A: No. I was 10 when I left Vietnam. I’m 43 now, so my French is what I learned in Montreal. I spoke no French when I came to Canada, although I’d been in French Immersion kindergarten in Vietnam before those schools were closed down by the Communist government after the war.

After 1975, from age 7 to 10, I had no exposure to French, except through an aunt at home, who sometimes gave us secret lessons.

Q: How did your life change after the Communists took over South Vietnam?

A: Adjusting to the new regime was chaotic. We had to reorganize everything. Our way of living, our way of dressing, even our way of eating had to be relearned from scratch. We weren’t allowed to use French words or customs at all, otherwise we’d have been branded revolutionaries.

Q: Why do you think Ru has been so warmly embraced by French readers here and overseas?

A: I don’t know! I wish someone would tell me. To my knowledge it had nothing to do with Vietnamese immigrants in Quebec — there aren’t enough of them.

It surprised me that what I was writing became a book in the first place. It was a bigger surprise when it got published. And the sales figures . . . I couldn’t even imagine those numbers. It’s now in 20 countries. I’ve been to some of them with the book, and every country has a different angle on it, a different reason for embracing it.

Why is it so popular in Romania? Apparently because of a shared experience with Communism — poverty, rationing, hunger. Romanians know what we went through in Vietnam, one journalist told me. And because Vietnam has flourished in the years since the war, it gives them hope, a light at the end of the tunnel.

In Italy Ru was awarded the Mondello Prize for Multiculturalism, apparently because it was evidence of Canada’s superior immigration policy, a happy immigrant story.

In France, where Vietnamese immigrants have been a presence since the early 1900s, the book won a literary award for language and structure . . . nothing to do with the content. And yet I haven’t mastered French at all. I still have trouble with male and female nouns and pronouns. When they called to tell me I was the Governor-General’s Literary Awards Laureate, I had to ask what a laureate is. I thought it was a radio station prank.

Q: The structure of the book is unusual. It’s a series of what seem to be vignettes, an epistolary memoir. That makes it easy to read and enhances the poetic quality of the writing. How did you decide on that form?

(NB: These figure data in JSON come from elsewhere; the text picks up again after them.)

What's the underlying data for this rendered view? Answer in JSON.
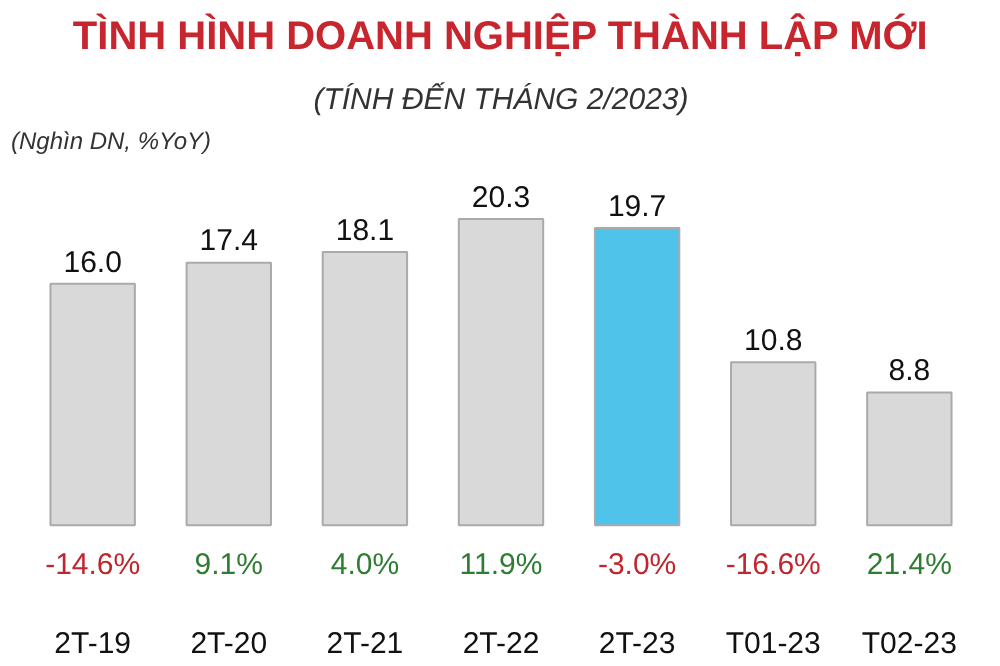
{
  "chart_data": {
    "type": "bar",
    "title": "TÌNH HÌNH DOANH NGHIỆP THÀNH LẬP MỚI",
    "subtitle": "(TÍNH ĐẾN THÁNG 2/2023)",
    "categories": [
      "2T-19",
      "2T-20",
      "2T-21",
      "2T-22",
      "2T-23",
      "T01-23",
      "T02-23"
    ],
    "values": [
      16.0,
      17.4,
      18.1,
      20.3,
      19.7,
      10.8,
      8.8
    ],
    "value_labels": [
      "16.0",
      "17.4",
      "18.1",
      "20.3",
      "19.7",
      "10.8",
      "8.8"
    ],
    "colors": [
      "#d9d9d9",
      "#d9d9d9",
      "#d9d9d9",
      "#d9d9d9",
      "#4fc3ea",
      "#d9d9d9",
      "#d9d9d9"
    ],
    "annotations": [
      "(Nghìn DN, %YoY)",
      "-14.6%",
      "9.1%",
      "4.0%",
      "11.9%",
      "-3.0%",
      "-16.6%",
      "21.4%"
    ]
  }
}
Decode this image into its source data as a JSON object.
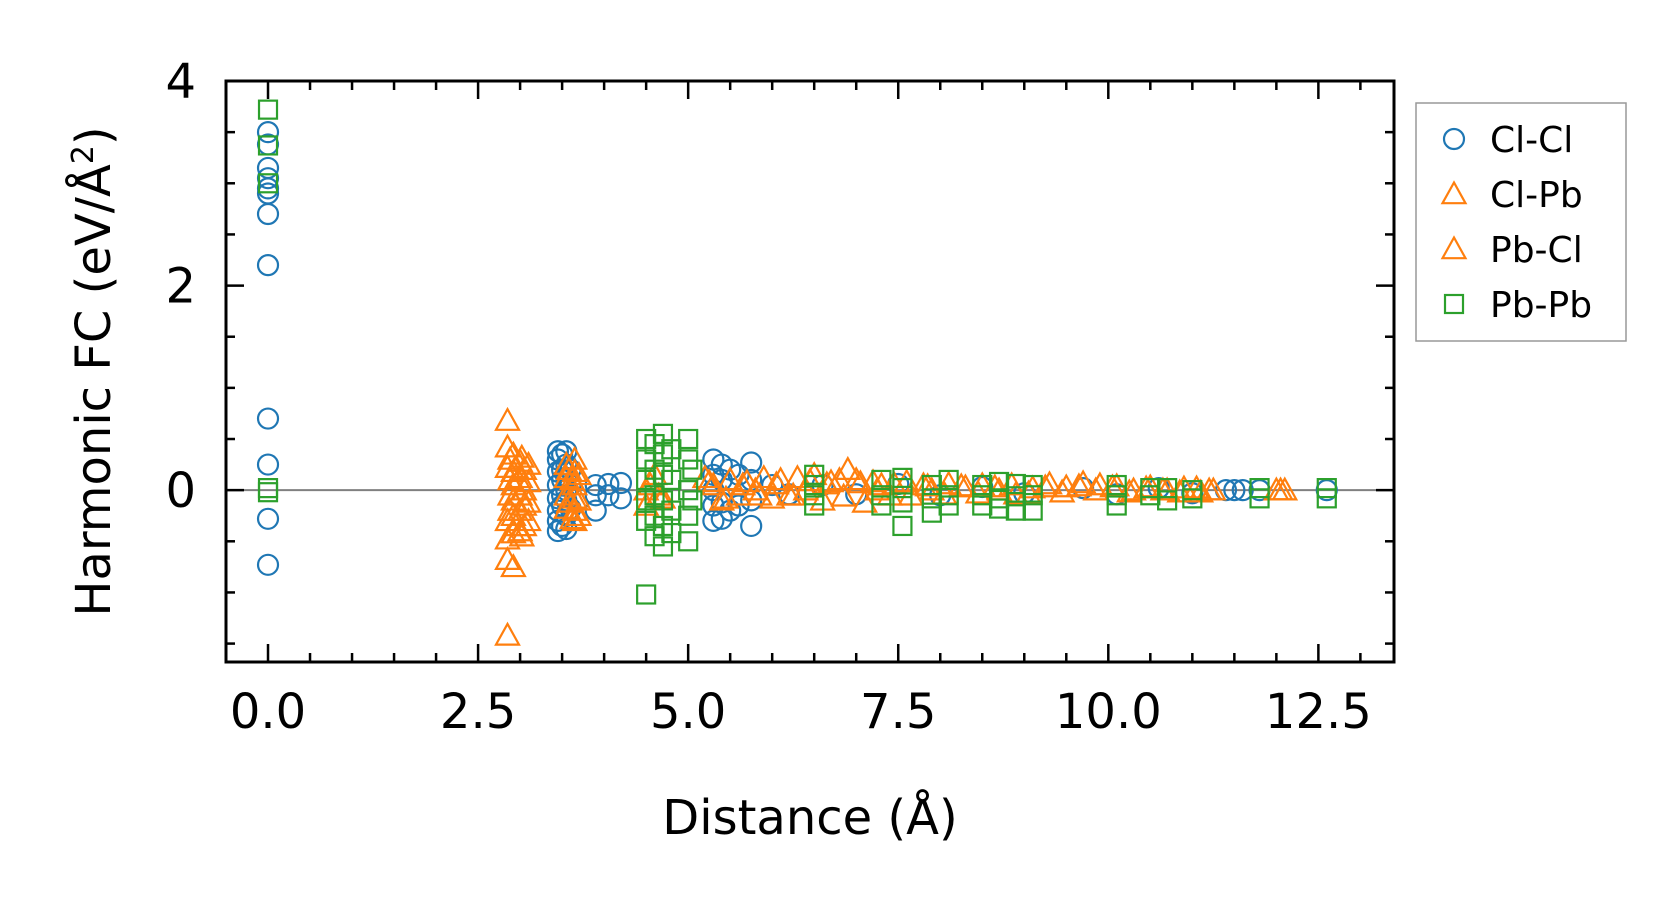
{
  "chart_data": {
    "type": "scatter",
    "xlabel": "Distance (Å)",
    "ylabel_main": "Harmonic FC (eV/Å",
    "ylabel_sup": "2",
    "ylabel_close": ")",
    "xlim": [
      -0.5,
      13.4
    ],
    "ylim": [
      -1.68,
      4.0
    ],
    "x_ticks": [
      0.0,
      2.5,
      5.0,
      7.5,
      10.0,
      12.5
    ],
    "x_tick_labels": [
      "0.0",
      "2.5",
      "5.0",
      "7.5",
      "10.0",
      "12.5"
    ],
    "y_ticks": [
      0,
      2,
      4
    ],
    "y_tick_labels": [
      "0",
      "2",
      "4"
    ],
    "zero_line": true,
    "legend_position": "outside-right",
    "series": [
      {
        "name": "Cl-Cl",
        "marker": "circle",
        "color": "#1f77b4",
        "points": [
          [
            0.0,
            3.5
          ],
          [
            0.0,
            3.38
          ],
          [
            0.0,
            3.15
          ],
          [
            0.0,
            3.05
          ],
          [
            0.0,
            2.95
          ],
          [
            0.0,
            2.9
          ],
          [
            0.0,
            2.7
          ],
          [
            0.0,
            2.2
          ],
          [
            0.0,
            0.7
          ],
          [
            0.0,
            0.25
          ],
          [
            0.0,
            -0.28
          ],
          [
            0.0,
            -0.73
          ],
          [
            3.45,
            0.38
          ],
          [
            3.45,
            0.3
          ],
          [
            3.45,
            0.18
          ],
          [
            3.45,
            0.05
          ],
          [
            3.45,
            -0.08
          ],
          [
            3.45,
            -0.2
          ],
          [
            3.45,
            -0.3
          ],
          [
            3.45,
            -0.4
          ],
          [
            3.5,
            0.35
          ],
          [
            3.5,
            0.2
          ],
          [
            3.5,
            0.1
          ],
          [
            3.5,
            -0.05
          ],
          [
            3.5,
            -0.15
          ],
          [
            3.5,
            -0.35
          ],
          [
            3.55,
            0.38
          ],
          [
            3.55,
            0.25
          ],
          [
            3.55,
            0.12
          ],
          [
            3.55,
            0.0
          ],
          [
            3.55,
            -0.1
          ],
          [
            3.55,
            -0.25
          ],
          [
            3.55,
            -0.38
          ],
          [
            3.6,
            0.2
          ],
          [
            3.6,
            0.05
          ],
          [
            3.6,
            -0.18
          ],
          [
            3.9,
            0.05
          ],
          [
            3.9,
            -0.05
          ],
          [
            3.9,
            -0.2
          ],
          [
            4.05,
            0.06
          ],
          [
            4.05,
            -0.05
          ],
          [
            4.2,
            0.07
          ],
          [
            4.2,
            -0.08
          ],
          [
            5.3,
            0.3
          ],
          [
            5.3,
            0.15
          ],
          [
            5.3,
            0.0
          ],
          [
            5.3,
            -0.15
          ],
          [
            5.3,
            -0.3
          ],
          [
            5.4,
            0.25
          ],
          [
            5.4,
            0.1
          ],
          [
            5.4,
            -0.12
          ],
          [
            5.4,
            -0.28
          ],
          [
            5.5,
            0.2
          ],
          [
            5.5,
            -0.2
          ],
          [
            5.6,
            0.15
          ],
          [
            5.6,
            -0.15
          ],
          [
            5.75,
            0.27
          ],
          [
            5.75,
            0.1
          ],
          [
            5.75,
            -0.1
          ],
          [
            5.75,
            -0.35
          ],
          [
            6.0,
            0.05
          ],
          [
            6.2,
            -0.04
          ],
          [
            6.6,
            0.05
          ],
          [
            7.0,
            -0.04
          ],
          [
            7.5,
            0.06
          ],
          [
            8.0,
            -0.05
          ],
          [
            8.5,
            0.03
          ],
          [
            9.0,
            -0.03
          ],
          [
            9.7,
            0.02
          ],
          [
            10.1,
            -0.04
          ],
          [
            10.6,
            0.02
          ],
          [
            11.0,
            -0.03
          ],
          [
            11.4,
            0.0
          ],
          [
            11.5,
            0.0
          ],
          [
            11.6,
            0.0
          ],
          [
            11.8,
            0.0
          ],
          [
            12.6,
            0.0
          ]
        ]
      },
      {
        "name": "Cl-Pb",
        "marker": "triangle",
        "color": "#ff7f0e",
        "points": [
          [
            2.85,
            0.68
          ],
          [
            2.85,
            0.42
          ],
          [
            2.85,
            0.22
          ],
          [
            2.85,
            -0.3
          ],
          [
            2.85,
            -0.48
          ],
          [
            2.85,
            -0.68
          ],
          [
            2.85,
            -1.42
          ],
          [
            2.92,
            0.35
          ],
          [
            2.92,
            0.18
          ],
          [
            2.92,
            0.05
          ],
          [
            2.92,
            -0.1
          ],
          [
            2.92,
            -0.25
          ],
          [
            2.92,
            -0.42
          ],
          [
            2.92,
            -0.75
          ],
          [
            3.0,
            0.28
          ],
          [
            3.0,
            0.12
          ],
          [
            3.0,
            -0.05
          ],
          [
            3.0,
            -0.2
          ],
          [
            3.0,
            -0.4
          ],
          [
            3.05,
            0.2
          ],
          [
            3.05,
            0.0
          ],
          [
            3.05,
            -0.15
          ],
          [
            3.05,
            -0.35
          ],
          [
            3.1,
            0.25
          ],
          [
            3.1,
            0.08
          ],
          [
            3.1,
            -0.12
          ],
          [
            3.1,
            -0.3
          ],
          [
            3.55,
            0.25
          ],
          [
            3.55,
            0.12
          ],
          [
            3.55,
            -0.05
          ],
          [
            3.55,
            -0.18
          ],
          [
            3.65,
            0.3
          ],
          [
            3.65,
            0.18
          ],
          [
            3.65,
            0.05
          ],
          [
            3.65,
            -0.08
          ],
          [
            3.65,
            -0.2
          ],
          [
            3.65,
            -0.3
          ],
          [
            3.7,
            0.15
          ],
          [
            3.7,
            -0.1
          ],
          [
            3.7,
            -0.25
          ],
          [
            4.5,
            0.0
          ],
          [
            4.5,
            -0.15
          ],
          [
            4.6,
            0.15
          ],
          [
            4.7,
            -0.08
          ],
          [
            5.2,
            0.12
          ],
          [
            5.3,
            0.05
          ],
          [
            5.4,
            -0.1
          ],
          [
            5.5,
            0.1
          ],
          [
            5.6,
            -0.05
          ],
          [
            5.7,
            0.08
          ],
          [
            5.8,
            0.0
          ],
          [
            5.9,
            0.12
          ],
          [
            6.0,
            -0.08
          ],
          [
            6.1,
            0.1
          ],
          [
            6.2,
            -0.05
          ],
          [
            6.3,
            0.12
          ],
          [
            6.4,
            0.0
          ],
          [
            6.5,
            0.15
          ],
          [
            6.6,
            -0.1
          ],
          [
            6.7,
            0.08
          ],
          [
            6.8,
            0.1
          ],
          [
            6.9,
            0.2
          ],
          [
            7.0,
            0.1
          ],
          [
            7.1,
            -0.12
          ],
          [
            7.2,
            0.08
          ],
          [
            7.3,
            0.05
          ],
          [
            7.4,
            -0.05
          ],
          [
            7.6,
            0.08
          ],
          [
            7.8,
            0.05
          ],
          [
            7.9,
            0.0
          ],
          [
            8.1,
            0.06
          ],
          [
            8.3,
            0.03
          ],
          [
            8.5,
            0.05
          ],
          [
            8.7,
            0.0
          ],
          [
            8.9,
            -0.04
          ],
          [
            9.1,
            0.02
          ],
          [
            9.3,
            0.06
          ],
          [
            9.5,
            0.03
          ],
          [
            9.7,
            0.07
          ],
          [
            9.9,
            0.05
          ],
          [
            10.1,
            0.04
          ],
          [
            10.3,
            0.0
          ],
          [
            10.5,
            0.03
          ],
          [
            10.7,
            0.0
          ],
          [
            10.9,
            0.02
          ],
          [
            11.1,
            -0.02
          ],
          [
            11.2,
            0.0
          ],
          [
            12.0,
            0.0
          ],
          [
            12.1,
            0.0
          ]
        ]
      },
      {
        "name": "Pb-Cl",
        "marker": "triangle",
        "color": "#ff7f0e",
        "points": [
          [
            2.88,
            0.3
          ],
          [
            2.88,
            0.1
          ],
          [
            2.88,
            -0.05
          ],
          [
            2.88,
            -0.2
          ],
          [
            2.95,
            0.22
          ],
          [
            2.95,
            -0.35
          ],
          [
            3.02,
            0.32
          ],
          [
            3.02,
            -0.45
          ],
          [
            3.58,
            0.2
          ],
          [
            3.58,
            -0.12
          ],
          [
            3.62,
            0.1
          ],
          [
            3.62,
            -0.28
          ],
          [
            4.55,
            0.05
          ],
          [
            4.65,
            -0.05
          ],
          [
            5.25,
            0.08
          ],
          [
            5.45,
            -0.08
          ],
          [
            5.65,
            0.05
          ],
          [
            5.85,
            -0.05
          ],
          [
            6.05,
            0.06
          ],
          [
            6.25,
            -0.05
          ],
          [
            6.45,
            0.09
          ],
          [
            6.65,
            0.06
          ],
          [
            6.85,
            -0.06
          ],
          [
            7.05,
            0.07
          ],
          [
            7.25,
            0.0
          ],
          [
            7.45,
            0.06
          ],
          [
            7.65,
            -0.05
          ],
          [
            7.85,
            0.04
          ],
          [
            8.05,
            -0.04
          ],
          [
            8.25,
            0.04
          ],
          [
            8.45,
            -0.03
          ],
          [
            8.65,
            0.03
          ],
          [
            8.85,
            0.05
          ],
          [
            9.05,
            -0.03
          ],
          [
            9.25,
            0.03
          ],
          [
            9.45,
            -0.02
          ],
          [
            9.65,
            0.04
          ],
          [
            9.85,
            0.0
          ],
          [
            10.05,
            0.03
          ],
          [
            10.25,
            -0.02
          ],
          [
            10.45,
            0.02
          ],
          [
            10.65,
            0.0
          ],
          [
            10.85,
            -0.02
          ],
          [
            11.05,
            0.02
          ],
          [
            11.25,
            0.0
          ],
          [
            12.05,
            0.0
          ]
        ]
      },
      {
        "name": "Pb-Pb",
        "marker": "square",
        "color": "#2ca02c",
        "points": [
          [
            0.0,
            3.72
          ],
          [
            0.0,
            3.37
          ],
          [
            0.0,
            3.0
          ],
          [
            0.0,
            0.02
          ],
          [
            0.0,
            -0.02
          ],
          [
            4.5,
            0.5
          ],
          [
            4.5,
            0.3
          ],
          [
            4.5,
            0.1
          ],
          [
            4.5,
            -0.1
          ],
          [
            4.5,
            -0.3
          ],
          [
            4.5,
            -1.02
          ],
          [
            4.6,
            0.45
          ],
          [
            4.6,
            0.2
          ],
          [
            4.6,
            -0.05
          ],
          [
            4.6,
            -0.25
          ],
          [
            4.6,
            -0.45
          ],
          [
            4.7,
            0.55
          ],
          [
            4.7,
            0.35
          ],
          [
            4.7,
            0.15
          ],
          [
            4.7,
            -0.1
          ],
          [
            4.7,
            -0.35
          ],
          [
            4.7,
            -0.55
          ],
          [
            4.8,
            0.4
          ],
          [
            4.8,
            0.1
          ],
          [
            4.8,
            -0.2
          ],
          [
            4.8,
            -0.42
          ],
          [
            5.0,
            0.5
          ],
          [
            5.0,
            0.3
          ],
          [
            5.0,
            0.0
          ],
          [
            5.0,
            -0.25
          ],
          [
            5.0,
            -0.5
          ],
          [
            5.05,
            0.2
          ],
          [
            5.05,
            -0.1
          ],
          [
            6.5,
            0.15
          ],
          [
            6.5,
            0.05
          ],
          [
            6.5,
            -0.05
          ],
          [
            6.5,
            -0.15
          ],
          [
            7.3,
            0.1
          ],
          [
            7.3,
            -0.05
          ],
          [
            7.3,
            -0.15
          ],
          [
            7.55,
            0.12
          ],
          [
            7.55,
            0.02
          ],
          [
            7.55,
            -0.12
          ],
          [
            7.55,
            -0.35
          ],
          [
            7.9,
            0.05
          ],
          [
            7.9,
            -0.08
          ],
          [
            7.9,
            -0.22
          ],
          [
            8.1,
            0.1
          ],
          [
            8.1,
            -0.05
          ],
          [
            8.1,
            -0.15
          ],
          [
            8.5,
            0.05
          ],
          [
            8.5,
            -0.05
          ],
          [
            8.5,
            -0.15
          ],
          [
            8.7,
            0.08
          ],
          [
            8.7,
            -0.08
          ],
          [
            8.7,
            -0.18
          ],
          [
            8.9,
            0.06
          ],
          [
            8.9,
            -0.06
          ],
          [
            8.9,
            -0.2
          ],
          [
            9.1,
            0.05
          ],
          [
            9.1,
            -0.05
          ],
          [
            9.1,
            -0.2
          ],
          [
            10.1,
            0.05
          ],
          [
            10.1,
            -0.05
          ],
          [
            10.1,
            -0.15
          ],
          [
            10.5,
            0.02
          ],
          [
            10.5,
            -0.05
          ],
          [
            10.7,
            0.02
          ],
          [
            10.7,
            -0.1
          ],
          [
            11.0,
            0.0
          ],
          [
            11.0,
            -0.08
          ],
          [
            11.8,
            0.02
          ],
          [
            11.8,
            -0.08
          ],
          [
            12.6,
            0.02
          ],
          [
            12.6,
            -0.08
          ]
        ]
      }
    ]
  }
}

A: I didn’t. I just sat down every day and started at the last line I’d written. I just let it flow. I was aware the language had an internal rhythm, and that’s all I followed. I’ve never studied literature. I know nothing about the rules of writing, or form or structure.

There were no chapters, no paragraphs. I wrote in complete silence so I could hear the music of the words in my head, even though I’m completely unmusical. I can’t sing. I can’t even hum a tune. To me my writing seems not just simple, but also simplistic.

The text was broken up during the editing process, but to me it had to remain an unbroken chain. If my editor wanted a particular story moved out of the sequence, I’d have to re-write the entire manuscript because the rhythm and melody had been disturbed. Fortunately that didn’t happen often.

Q: Did you aspire to be a writer?

A: No. I just took on whatever came to me … a typical immigrant. I just felt lucky to have a job, or the skills and tools to be able to cope with whatever came my way. I’ve been so busy learning what I needed to get by in my life.

My husband, who’s also a lawyer, suggested I take a month off work to think about what I wanted to do next … I was 39, and I’d never had the luxury of choosing my next step. I had some notes, reminders of my past, that I’d written to myself over the years, and I started filling them out. That’s how the book began.

Q: Ru is a memoir, a collection of remembered events in your life, yet you call it a novel. Why?

A: The French-language edition has no specific category. The publisher asked me what category it should be, and I didn’t know what to say. To me it’s not even a book.

The English version had to have a designation, and because I’d fictionalized certain elements — I wasn’t born during the Tet Offensive, for example, but soon after, and I didn’t have a dance teacher — I decided it should be called a novel.